Indeed, it wasn’t an overnight success, but an organic growth. “I had no expectations. Bollywood was just a bigger platform for me. From a local theatre group in Surat to a professional theatre in Bombay to Gujarati cinema, then further onto smaller roles in Hindi cinema, and finally Scam that changed my life and now lead roles in Bollywood movies, it all happened step by step. At each step of the way I knew if I move higher, things will change. My aim was always to widen my audience base. I was prepared for this as an actor,” he says.

 

That is not to say that he expected Scam to get this big, and catapult him into the first bonafide pan-India star of this decade. “I didn’t think I had done something exceptional; to me, it was the first time my work was reaching a wider audience,” he says.

 

 

Even when the reactions started to pour in, he took it with a pinch of salt. “Scam released amid the pandemic, and stuck inside the house, I didn’t really feel any change initially. Yes, my phone would not stop ringing and my social media was blowing up with praise for my work, but I usually consider those as echo chambers, and don’t take them too seriously. Then I got a call from Javed ji and Shabana ji saying that they have watched Scam, and really liked my work. That is when I realised that indeed something big has happened,” he laughs out loud.

 

Now, with offers now pouring in, how does he intend to protect the actor in him? Does he worry about getting jaded? “Not at all. If you count my Gujarati movies, this is my 16th film. Acting is like meditating — the more you do it, the better you get at it.”

 

 

However, what he was not prepared for were the peripherals that come bundled with fame today. His job description itself has evolved and apart from acting, the KRA now includes turning up at events and shows to promote his movies, to be papped at fancy places, and having a banging social media life. “I am now realising that Bollywood is not just about acting. It’s not only about knowing how to portray emotions or throw in dialogues, but also about whether I know how to promote and make a public impression. But I don’t take pressure,” says Gandhi who, although warming up to the ideas, still refuses to get fitted to a Procrustean bed.

 

Another huge part of being a celebrity these days is to deal with the trolls and controversies, and Gandhi has already got a taste of that. His very first Hindi film as a lead, then titled Ravan Leela, landed in hot water when it was slapped with a legal notice for hurting religious sentiments, which prompted the makers to change the title to Bhavai, but not before #ArrestPratikGandhi started trending on twitter. “The way you get reactions and overreactions without any fault of yours is heartbreaking, but it’s part of the game.
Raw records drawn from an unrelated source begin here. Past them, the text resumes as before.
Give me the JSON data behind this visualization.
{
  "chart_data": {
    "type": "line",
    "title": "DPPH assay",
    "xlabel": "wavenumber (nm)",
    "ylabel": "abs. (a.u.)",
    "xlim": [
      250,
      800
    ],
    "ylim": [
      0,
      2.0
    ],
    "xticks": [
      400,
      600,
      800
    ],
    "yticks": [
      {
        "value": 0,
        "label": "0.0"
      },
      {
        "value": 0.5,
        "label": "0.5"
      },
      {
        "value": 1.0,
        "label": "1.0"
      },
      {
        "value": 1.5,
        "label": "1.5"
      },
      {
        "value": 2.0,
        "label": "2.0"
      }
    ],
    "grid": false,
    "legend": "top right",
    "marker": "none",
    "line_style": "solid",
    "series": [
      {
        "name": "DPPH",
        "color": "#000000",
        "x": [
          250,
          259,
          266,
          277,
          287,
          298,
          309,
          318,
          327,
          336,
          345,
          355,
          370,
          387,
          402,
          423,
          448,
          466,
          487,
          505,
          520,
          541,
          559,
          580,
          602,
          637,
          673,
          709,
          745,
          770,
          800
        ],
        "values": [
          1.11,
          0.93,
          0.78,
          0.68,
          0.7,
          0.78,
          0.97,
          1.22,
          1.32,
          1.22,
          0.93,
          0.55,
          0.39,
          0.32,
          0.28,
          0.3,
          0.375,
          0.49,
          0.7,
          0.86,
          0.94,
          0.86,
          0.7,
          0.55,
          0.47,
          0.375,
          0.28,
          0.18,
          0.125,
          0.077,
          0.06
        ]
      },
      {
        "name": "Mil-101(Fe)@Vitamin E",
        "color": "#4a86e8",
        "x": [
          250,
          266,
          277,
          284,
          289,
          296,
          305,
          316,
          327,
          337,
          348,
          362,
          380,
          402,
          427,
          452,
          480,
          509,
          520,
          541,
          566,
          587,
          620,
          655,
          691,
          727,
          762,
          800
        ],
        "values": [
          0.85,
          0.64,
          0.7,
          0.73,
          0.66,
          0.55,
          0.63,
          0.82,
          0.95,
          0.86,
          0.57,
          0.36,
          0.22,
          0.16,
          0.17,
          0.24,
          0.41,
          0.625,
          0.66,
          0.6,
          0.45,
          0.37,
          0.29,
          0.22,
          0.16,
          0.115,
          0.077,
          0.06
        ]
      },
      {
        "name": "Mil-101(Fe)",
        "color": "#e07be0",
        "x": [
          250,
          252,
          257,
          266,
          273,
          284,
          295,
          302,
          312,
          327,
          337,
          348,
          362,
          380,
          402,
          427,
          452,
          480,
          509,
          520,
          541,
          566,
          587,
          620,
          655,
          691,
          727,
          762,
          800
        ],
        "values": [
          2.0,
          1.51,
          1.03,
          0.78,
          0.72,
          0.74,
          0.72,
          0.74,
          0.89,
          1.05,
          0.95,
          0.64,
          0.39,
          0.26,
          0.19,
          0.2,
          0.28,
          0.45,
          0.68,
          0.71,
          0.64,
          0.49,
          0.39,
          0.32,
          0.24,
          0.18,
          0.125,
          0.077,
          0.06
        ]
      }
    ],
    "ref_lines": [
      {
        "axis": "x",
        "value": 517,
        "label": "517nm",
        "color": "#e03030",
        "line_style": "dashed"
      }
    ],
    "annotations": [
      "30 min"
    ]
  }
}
I am an actor. I am the face. So I have to face these things,” he says.

 

 

Gandhi is well aware that today, being an actor is not just about showing off your acting chops. “When you come on a national platform, the audience doesn’t only expect acting from you, they expect anything and everything. They feel like you need to have an opinion about everything under the sun, and that opinion has to match with that of the masses. The moment I put out anything that isn’t in line with the popular opinion, I would be trolled and abused on social media. You can’t even respond, because then that also will blow up,” says Gandhi.

 

But just as his acting, he considers it as part of his job. “I can’t throw tantrums. Nobody had forced me into this. It is a job that I love, but I treat it as a job nonetheless. And these are all part of the job,” he realistically professes.